You may want to catch the situation where d is negative, since you don't want to take the square root of it:
a = 1000, b = 0, c = 1000: d <- -4,000,000
And, lastly, if your compiler is complaining about not being able to link sqrt (as per one of your comments), you'll probably find you can fix that by specifying the math library, something like:
gcc -o myprog myprog.c -lm
Your program starts at main by definition.
Your main function is not calling find_root but it should.
You need to compile with all warnings & debug info (gcc -Wall -Wextra -g) then use a debugger (gdb) to run your code step by step to understand the behavior of your program, so compile with
gcc -Wall -Wextra -g yoursource.c -lm -o yourbinary
or with
clang -Wall -Wextra -g yoursource.c -lm -o yourbinary
then learn how to use gdb (e.g. run gdb ./yourbinary ... and later ./yourbinary without a debugger)
Then you'll think and improve the source code and recompile it, and debug it again.

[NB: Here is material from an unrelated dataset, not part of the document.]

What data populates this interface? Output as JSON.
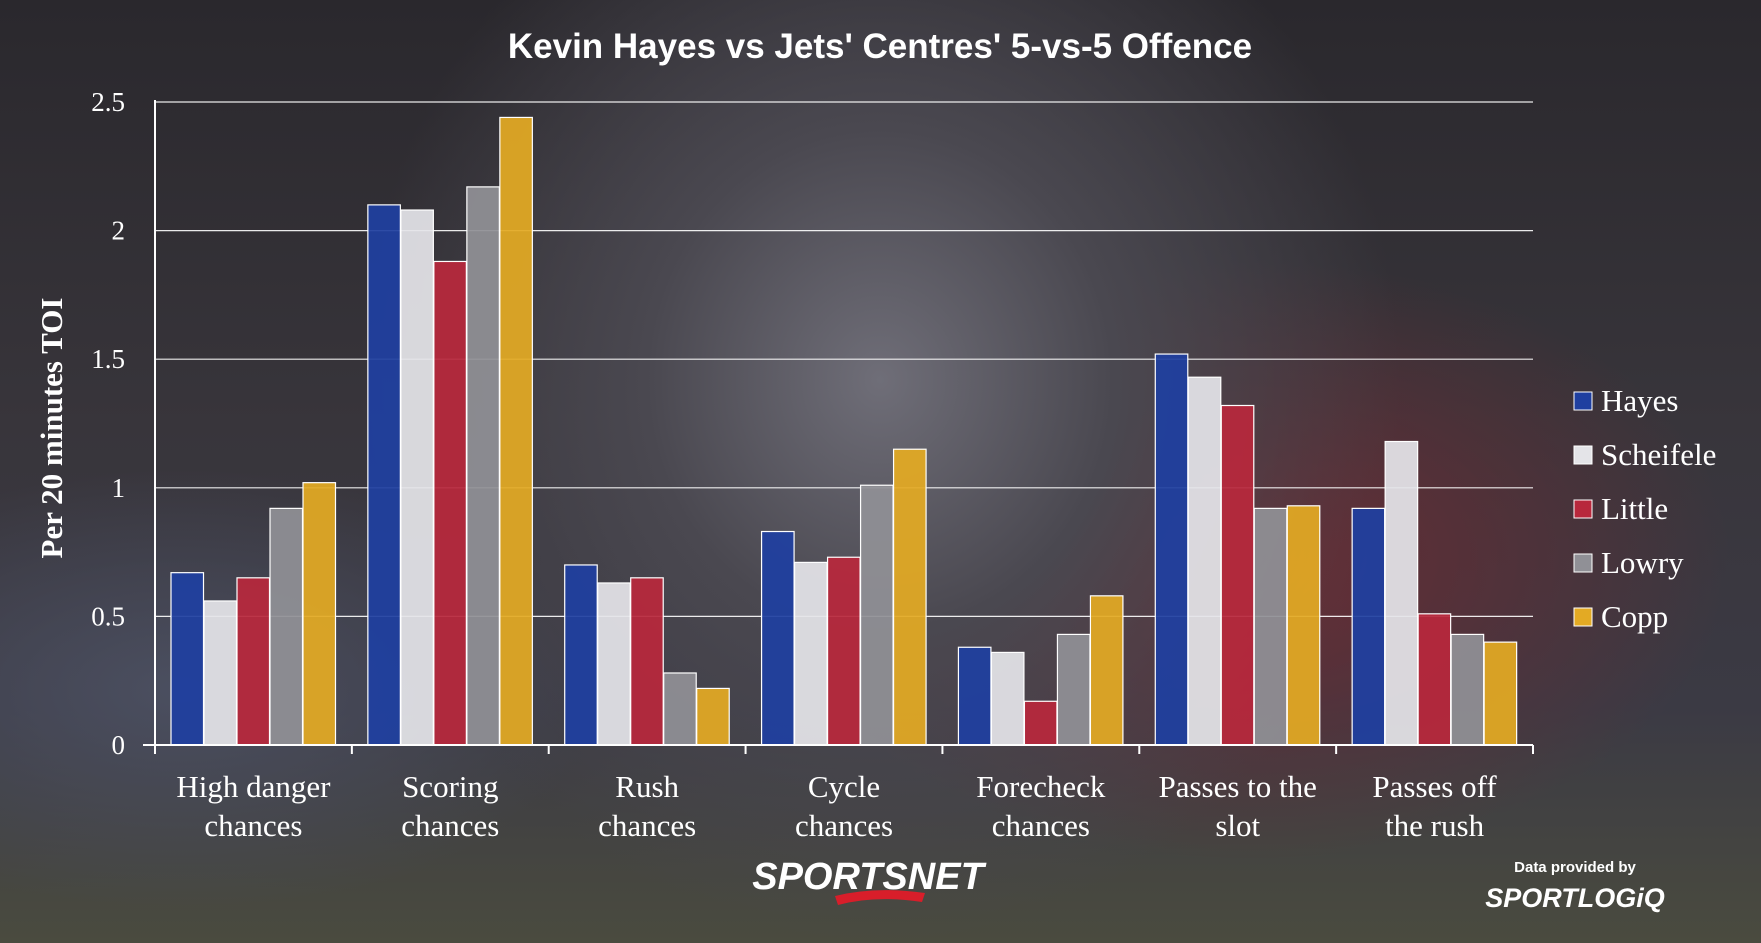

And repeat that process till you are happy with your program.
BTW, you'll better end your printf format strings with \n or learn about fflush(3)
Don't forget to read the documentation of every function (like printf(3) ...) that you are calling.
You might want to give some arguments (thru your main(int argc, char**argv) ...) to your program. You could use atof(3) to convert them to a double
Read also about undefined behavior, which you should always avoid.
BTW, you can use any standard C compiler (and editor like emacs or gedit) for your homework, e.g. use gcc or clang on your Linux laptop (then use gdb ...). You don't need a specific seashell
Change this condition
if (root1<=q || root1>=p)
to
if (root1<=q && root1>=p)
otherwise if anyone of the conditions is satisfied, root1 will be returned and root2 will almost never be returned. Hope this fixes your problem.